Analyst David Katz and his team updated their model to fully reflect new estimates of the variable rent escalation at Caesars Entertainment’s (CZR) Las Vegas and regional leases. The firm also fine-tuned the incremental rent incomes at The Venetian from the equity funding and addressed the debt maturities in 2025 with the assumption of refinancing headwinds. Jefferies’ estimate for FY25 revenue was bumped up to $3.98 billion, and FY25 revenue of $3.98 billion is now seen. The price target on VICI was kept at $43
“We are valuing the company on the same blended multiples on 2024/2025 of 18x EV/EBITDA, 19x P/AFFO, and 16x P/FCF, which are peer-level multiples vs. NNN REITs with longer track records, absent the growth and future outlook of VICI. As the company diversifies its tenant base and pursues accretive deals, we expect the gap to continue compressing over time.”

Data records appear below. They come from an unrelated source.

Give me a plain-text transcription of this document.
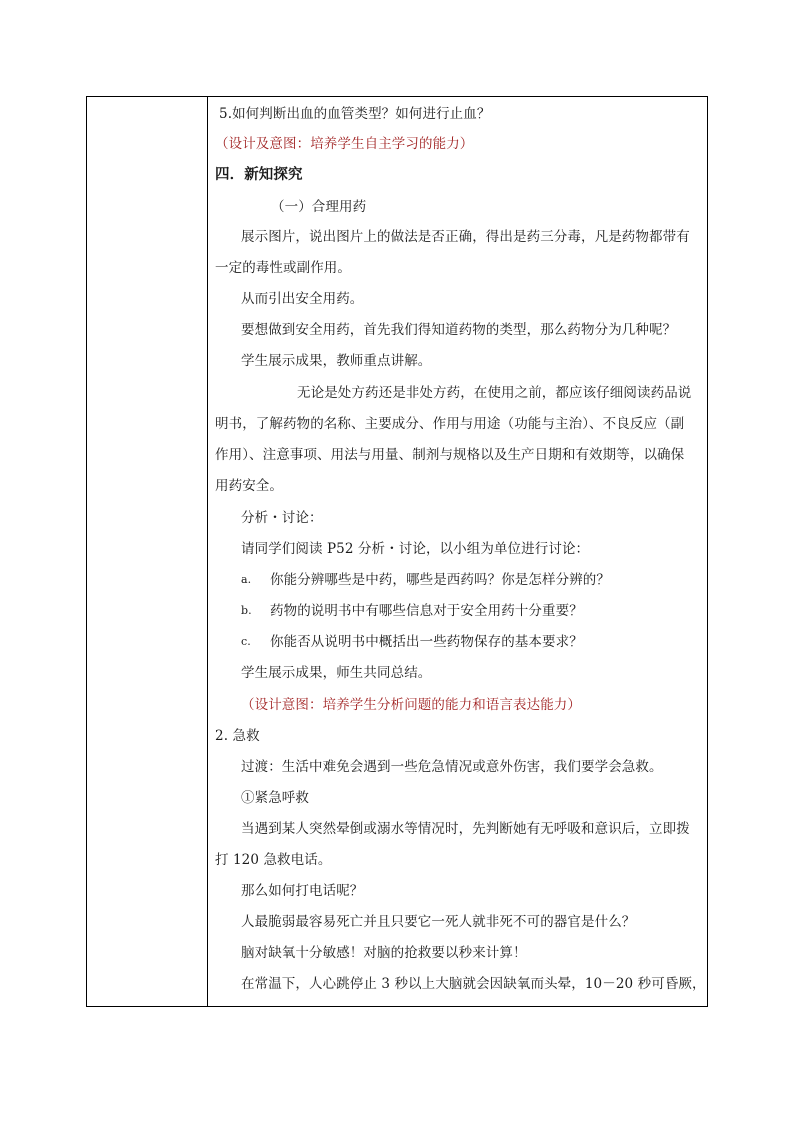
5.如何判断出血的血管类型？如何进行止血？
（设计及意图：培养学生自主学习的能力）
四．新知探究
（一）合理用药
展示图片，说出图片上的做法是否正确，得出是药三分毒，凡是药物都带有
一定的毒性或副作用。
从而引出安全用药。
要想做到安全用药，首先我们得知道药物的类型，那么药物分为几种呢？
学生展示成果，教师重点讲解。
无论是处方药还是非处方药，在使用之前，都应该仔细阅读药品说
明书，了解药物的名称、主要成分、作用与用途（功能与主治）、不良反应（副
作用）、注意事项、用法与用量、制剂与规格以及生产日期和有效期等，以确保
用药安全。
分析・讨论：
请同学们阅读 P52 分析・讨论，以小组为单位进行讨论：
a. 你能分辨哪些是中药，哪些是西药吗？你是怎样分辨的？
b. 药物的说明书中有哪些信息对于安全用药十分重要？
c. 你能否从说明书中概括出一些药物保存的基本要求？
学生展示成果，师生共同总结。
（设计意图：培养学生分析问题的能力和语言表达能力）
2. 急救
过渡：生活中难免会遇到一些危急情况或意外伤害，我们要学会急救。
①紧急呼救
当遇到某人突然晕倒或溺水等情况时，先判断她有无呼吸和意识后，立即拨
打 120 急救电话。
那么如何打电话呢？
人最脆弱最容易死亡并且只要它一死人就非死不可的器官是什么？
脑对缺氧十分敏感！对脑的抢救要以秒来计算！
在常温下，人心跳停止 3 秒以上大脑就会因缺氧而头晕，10－20 秒可昏厥，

Looking toward the Q2 earnings report, Katz said investors should expect a continuing discussion on the company’s recent transactions, including the Bowlero transaction and the Kansas City sports center. Due to the shifting interest rate outlook, VICI (VICI) may also provide updates on its call option on the Caesars Indiana property. Katz is also looking for discussions on acquisition strategies and pipelines in gaming, non-gaming, and loan origination opportunities.
Shares of VICI Properties (VICI) were up 0.60% in premarket trading on Monday to $28.26.